I've come across several articles recently, and web site calculators (ugh, more calculators that mislead you, and don't work!), that offer guidance on an appropriate withdrawal rate for retirement savings. To keep this simple, let's only consider savings currently in a 401K plan, or traditional IRA. The basic question is, "How much should you withdraw from these savings, annually, during retirement?".
Let's consider two main scenarios:
1) If you know that you have more than enough money to sustain you (lucky you, but you better be sure!), then the real question is, how much money would you like to leave to your heirs? Always consider taxes on withdrawals, and required minimum distributions starting at age 70, but after that, you have a choice. Either withdraw only what you need, or withdraw an amount that will be likely to leave you with a predetermined amount (or as much as possible) at age 90 (a conservative life expectancy). The commonly referred to "4% rule", suggests withdrawing no more than 4% annually (adjusted annually for inflation), in order to make your money last for a minimum of 30 years. If that pays your bills and gives you some spending money, great.
2) More common, is the scenario where you need to be more careful about not overspending, because you will need all the money you have to pay your expenses through age 90 (same life expectancy as above). In this case, you will be withdrawing exactly what you really need, and no more. The discussion about what % to withdraw is moot. You are withdrawing because you have to, not because it's a choice.

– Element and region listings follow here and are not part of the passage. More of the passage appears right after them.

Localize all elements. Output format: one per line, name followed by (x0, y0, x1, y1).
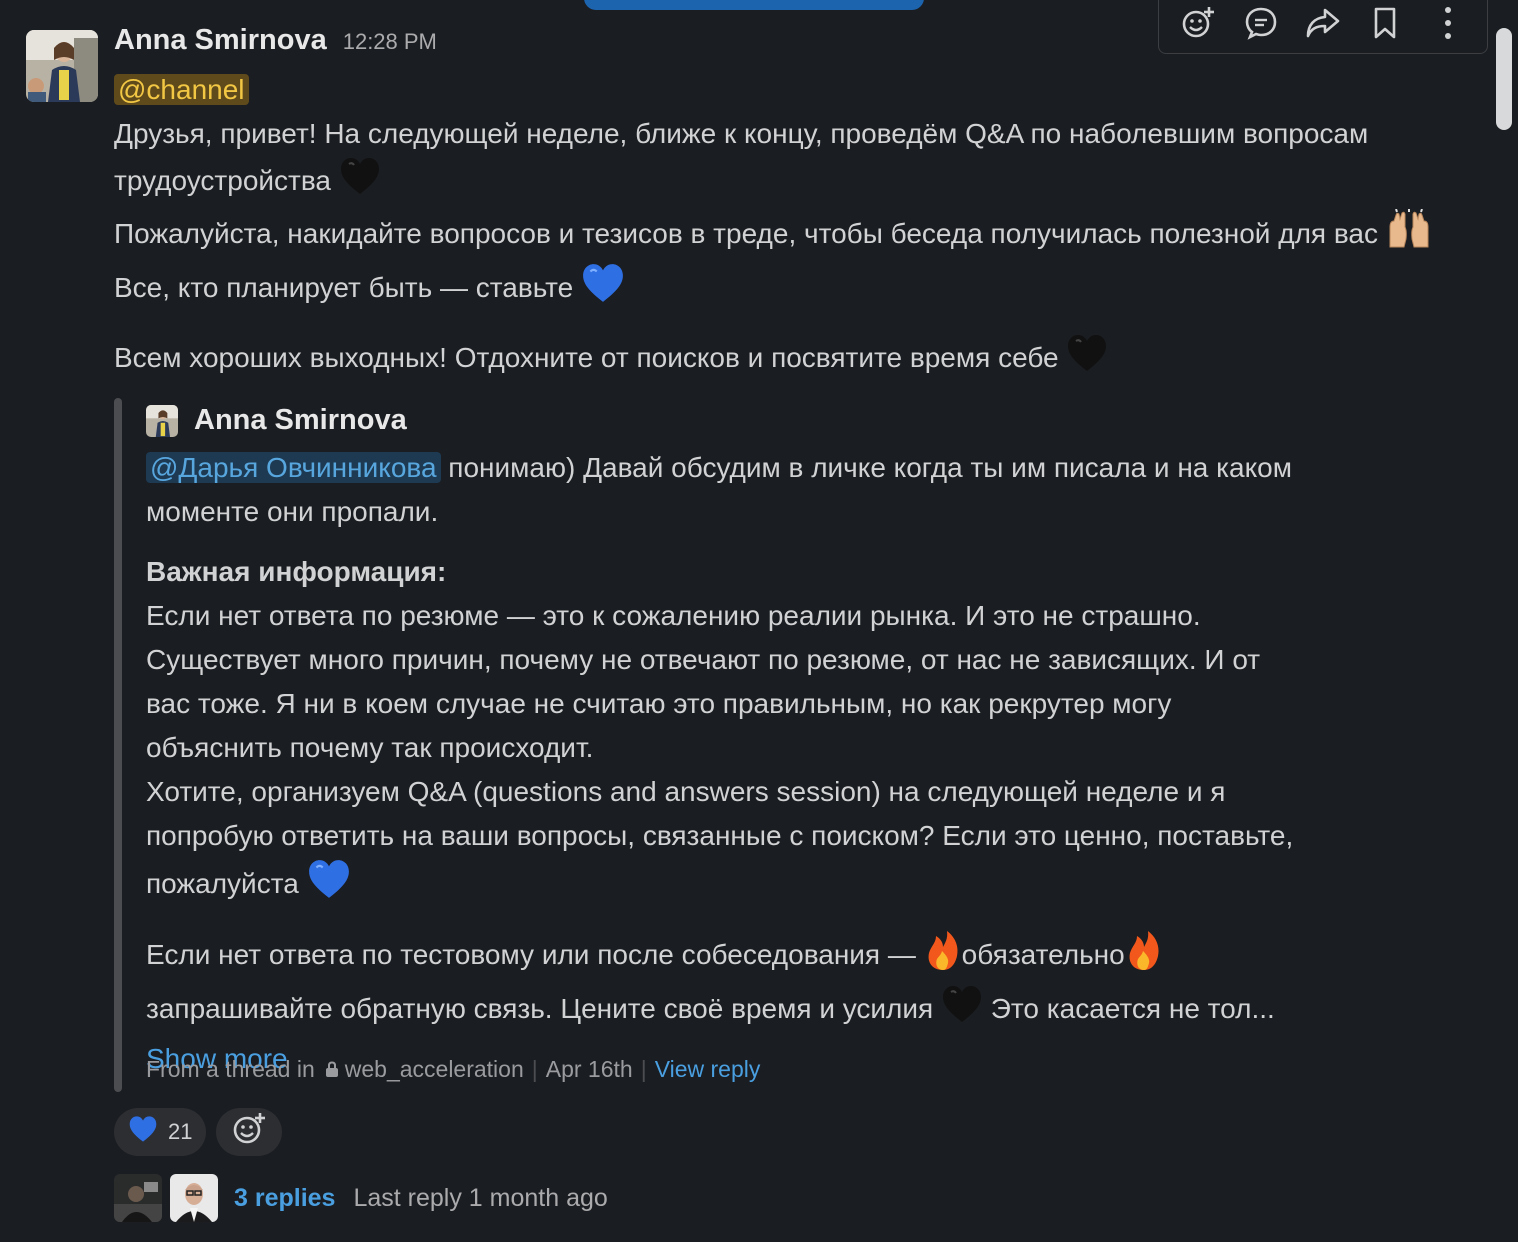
black-heart-icon (339, 156, 381, 209)
quote-body: @Дарья Овчинникова понимаю) Давай обсуди… (146, 446, 1296, 1081)
quote-text: запрашивайте обратную связь. Цените своё… (146, 992, 941, 1024)
blue-heart-icon (128, 1115, 158, 1149)
share-icon[interactable] (1301, 1, 1345, 45)
message: Anna Smirnova 12:28 PM @channel Друзья, … (0, 0, 1490, 1242)
meta-separator: | (531, 1056, 538, 1082)
scrollbar-thumb[interactable] (1496, 28, 1512, 130)
reply-in-thread-icon[interactable] (1239, 1, 1283, 45)
reply-count-link[interactable]: 3 replies (234, 1184, 335, 1213)
reactions-bar: 21 (114, 1108, 283, 1156)
black-heart-icon (1066, 333, 1108, 386)
add-emoji-icon (232, 1112, 266, 1152)
meta-separator: | (640, 1056, 647, 1082)
reaction-blue-heart[interactable]: 21 (114, 1108, 207, 1156)
fire-icon (1125, 929, 1163, 984)
black-heart-icon (941, 984, 983, 1037)
avatar[interactable] (146, 404, 178, 437)
quote-author-name[interactable]: Anna Smirnova (194, 404, 407, 437)
quote-text: Это касается не тол... (982, 992, 1275, 1024)
bookmark-icon[interactable] (1363, 1, 1407, 45)
last-reply-time: Last reply 1 month ago (353, 1183, 608, 1212)
user-mention[interactable]: @Дарья Овчинникова (146, 452, 441, 483)
message-actions-toolbar (1158, 0, 1488, 54)
meta-channel-link[interactable]: web_acceleration (345, 1056, 524, 1083)
message-text-line: Всем хороших выходных! Отдохните от поис… (114, 341, 1059, 373)
quote-meta: From a thread in web_acceleration | Apr … (146, 1056, 760, 1083)
lock-icon (325, 1056, 339, 1083)
raising-hands-icon (1386, 208, 1432, 262)
meta-from: From a thread in (146, 1056, 315, 1082)
fire-icon (924, 929, 962, 984)
timestamp[interactable]: 12:28 PM (343, 29, 437, 55)
meta-date[interactable]: Apr 16th (546, 1056, 633, 1083)
shared-message-quote[interactable]: Anna Smirnova @Дарья Овчинникова понимаю… (114, 398, 1314, 1092)
blue-heart-icon (307, 858, 351, 913)
avatar[interactable] (26, 30, 98, 102)
quote-heading: Важная информация: (146, 556, 447, 587)
quote-bar (114, 398, 122, 1092)
message-text-line: Пожалуйста, накидайте вопросов и тезисов… (114, 217, 1378, 249)
view-reply-link[interactable]: View reply (655, 1056, 761, 1083)
avatar[interactable] (114, 1174, 162, 1222)
more-actions-icon[interactable] (1426, 1, 1470, 45)
channel-mention[interactable]: @channel (114, 74, 249, 105)
message-body: @channel Друзья, привет! На следующей не… (114, 68, 1484, 386)
message-header: Anna Smirnova 12:28 PM (114, 24, 437, 68)
quote-paragraph: Если нет ответа по резюме — это к сожале… (146, 600, 1261, 763)
blue-heart-icon (581, 262, 625, 317)
message-text-line: Друзья, привет! На следующей неделе, бли… (114, 118, 1369, 196)
message-text-line: Все, кто планирует быть — ставьте (114, 271, 574, 303)
add-reaction-icon[interactable] (1176, 1, 1220, 45)
quote-text: Если нет ответа по тестовому или после с… (146, 938, 924, 970)
reaction-count: 21 (168, 1119, 193, 1144)
quote-text: обязательно (961, 938, 1125, 970)
avatar[interactable] (170, 1174, 218, 1222)
quote-header: Anna Smirnova (146, 404, 407, 437)
author-name[interactable]: Anna Smirnova (114, 24, 327, 57)
thread-replies[interactable]: 3 replies Last reply 1 month ago (114, 1174, 608, 1222)
add-reaction-button[interactable] (216, 1108, 283, 1156)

One web site calculator designed to help you figure out a responsible withdrawal %, asked, "What withdrawal rate would you be most comfortable with?". Aaaagh! What difference does that make if it won't pay your bills? Whatever rate you entered, it then did some calculations and told you if it thought your money would last long enough. To get it to say, "Yes", you had to use trial and error until it worked. So then why did it bother asking you what you wanted? Helpful, isn't it? By the way, this calculator also used an inflation rate of 4% (historical average for the past 21 years is 2.17%), and assumed that Social Security payments would increase at the same rate as inflation. Social Security increasing at 4% annually? Really? I'd like to live in that world! Yet another example of why free calculators don't work.
The real point is that a specific withdrawal rate doesn't matter, and shouldn't be a goal. The real goal is, can you pay your expenses, inlcuding some "fun" money, and have your savings last the rest of your life? Here's an example of why a specific, and even large, withdrawal rate doesn't necessarily matter:
A person/couple retires at 62, with $1M in savings, but has no income (they will wait to claim Social Security until they are 67). Assume they will earn 5% on their money until age 70, and then 3% thereafter (a conservative approach). Inflation is assumed to be 2.25%. For the first 5 years they will rely entirely on retirement savings to pay expenses ($50,000/year). Their withdrawal rate will be 6% - 7% for those 5 years (enough to account for taxes on the withdrawals). At 67, that rate will fall to 4.5%, since Social Security income will begin. From then on the rate will increase slowly, year by year, because their expenses will increase with inflation, but their savings will decrease (Social Security isn't enough to pay their expenses, and they're withdrawing more than the 3% they're making), so they will be withdrawing a larger percentage of the total each year. By age 80, they will withdraw 9% of their savings, and by age 85, they will need to withdraw 16.3% of savings. Will their money last until they reach age 90 (a reasonable life expectancy). Yes! Barely, but yes.
The moral: your withdrawal rate doesn't matter, as long as you can afford to live your life. Use a reputable retirement planning tool to figure that out, and don't worry about all the "rule of thumb" advice from articles and free calculators. You're smarter than that.